Student Drama--It seems that at least two students a year pull on my heartstrings. We've all had at least one of these students whose life circumstances make it hard not to give the extra effort for them. We become a counselor, a mentor, maybe a friend to that student; only, the advice thate we give, the support that we offer ultimately falls to ground unheeded. I've invested too many emotions into too many students who have basically thrown it back in my face. What bothers me the most about this is that I keep giving. I keep believing in the good of humanity to the point of weariness. I've grown weary of caring for the troubled or confused student. I have a daughter, now; it seems I ought to be saving up all my caring for when she will need it.
Really, those are the two reasons I have felt drained of life energy lately. This is the first time in the four years that I have been teaching that I have felt this low. Even the events of two years ago, when a group of students tried to use the media to bury my career, did not cause me to question my commitment to educating students. I still believed in the nobility of the profession. Today, at 6:00 p.m. on a Sunday night? I'm not as confident.
In an attempt to regain my sense of perspective, I tried to locate the speech I gave in front of a panel that would ultimately decide to allow me into the education program at Northwest University (then Northwest College). I came up empty.

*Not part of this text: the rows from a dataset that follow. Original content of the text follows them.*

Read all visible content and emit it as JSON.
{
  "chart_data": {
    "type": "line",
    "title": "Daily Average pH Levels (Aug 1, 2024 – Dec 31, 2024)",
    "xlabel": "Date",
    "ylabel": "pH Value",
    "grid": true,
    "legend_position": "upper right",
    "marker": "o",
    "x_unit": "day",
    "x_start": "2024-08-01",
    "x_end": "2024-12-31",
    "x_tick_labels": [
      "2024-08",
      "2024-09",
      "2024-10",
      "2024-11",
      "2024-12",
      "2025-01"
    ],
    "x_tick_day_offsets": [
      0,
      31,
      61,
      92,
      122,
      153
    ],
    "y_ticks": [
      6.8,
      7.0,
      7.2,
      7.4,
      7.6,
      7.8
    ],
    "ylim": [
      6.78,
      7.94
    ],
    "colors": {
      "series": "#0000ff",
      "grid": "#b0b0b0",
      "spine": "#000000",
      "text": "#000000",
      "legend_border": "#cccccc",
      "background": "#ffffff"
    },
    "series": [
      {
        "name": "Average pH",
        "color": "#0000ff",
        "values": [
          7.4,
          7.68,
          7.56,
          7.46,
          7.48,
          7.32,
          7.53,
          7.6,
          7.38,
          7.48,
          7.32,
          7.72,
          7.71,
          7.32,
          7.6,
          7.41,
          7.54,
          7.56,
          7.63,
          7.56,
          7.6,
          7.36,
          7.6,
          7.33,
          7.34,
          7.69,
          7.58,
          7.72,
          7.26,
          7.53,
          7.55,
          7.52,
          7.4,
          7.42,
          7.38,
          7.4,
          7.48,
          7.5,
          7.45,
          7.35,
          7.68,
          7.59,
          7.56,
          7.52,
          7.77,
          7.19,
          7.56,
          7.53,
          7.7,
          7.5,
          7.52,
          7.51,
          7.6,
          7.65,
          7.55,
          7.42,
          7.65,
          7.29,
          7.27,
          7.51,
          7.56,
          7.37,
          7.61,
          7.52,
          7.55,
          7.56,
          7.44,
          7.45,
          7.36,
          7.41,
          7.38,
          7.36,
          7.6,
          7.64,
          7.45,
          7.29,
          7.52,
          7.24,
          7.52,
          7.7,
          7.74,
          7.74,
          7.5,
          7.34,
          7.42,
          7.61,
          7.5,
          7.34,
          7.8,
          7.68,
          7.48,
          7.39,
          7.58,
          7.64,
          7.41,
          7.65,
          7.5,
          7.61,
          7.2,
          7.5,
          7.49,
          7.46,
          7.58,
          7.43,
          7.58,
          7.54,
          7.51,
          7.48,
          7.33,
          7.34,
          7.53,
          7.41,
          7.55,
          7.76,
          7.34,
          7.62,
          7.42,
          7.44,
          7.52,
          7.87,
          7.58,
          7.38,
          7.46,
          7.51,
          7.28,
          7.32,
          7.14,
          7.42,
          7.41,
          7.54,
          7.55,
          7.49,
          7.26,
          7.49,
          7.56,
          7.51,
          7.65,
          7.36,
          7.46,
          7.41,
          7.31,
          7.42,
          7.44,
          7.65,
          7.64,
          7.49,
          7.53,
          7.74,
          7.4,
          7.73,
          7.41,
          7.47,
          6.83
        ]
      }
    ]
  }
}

I remember the premise quite well. Instead of telling the panel why I wanted to be a teacher, I told them why I didn't want to be a teacher. The risky approach tapped out the primary beat to which I have marched to ever since. I have tried to embrace this career not as a job, but as a vocation--a calling. I did manage to find in an old journal this reminder:
"My thoughts for life include grandiose plans. And English teacher who teaches with passion and knowledge. Understanding students, being sensitive to them."
Why do I teach? First, let me begin by exploring why I teach English. Primarily, it is because I believe the power of stories. From generation to generation, since we were either created by God or finished evolving from monkeys, man has told stories. We are an imaginative creature capable of expressing the depth of our nature through the words that we have learned. From Shakespeare's exploration of human nature to Paton's lamentaion of that same human nature, words have brought us to a better understanding of who we are; and those same words have sparked monumental revolutions in our world.
Why do I teach? Second, let me explore why I teach high school. The adolescent must navigate a complicated maze to adulthood. We implore the adolescent to slow down their sprint to maturity while bombarding them with adult responsibility. We ask of them more than we are often willing to give ourselves. The adolscent is in search for who he or she is and will be. I want to offer my experience and the experiences of so many great authors as guiding lights.
Ultimately, I believe that my story and the stories of countless men and women who have put pen to paper have the power to lead and influence a new generation of leaders that this world is desperately in need of. That is why I teach.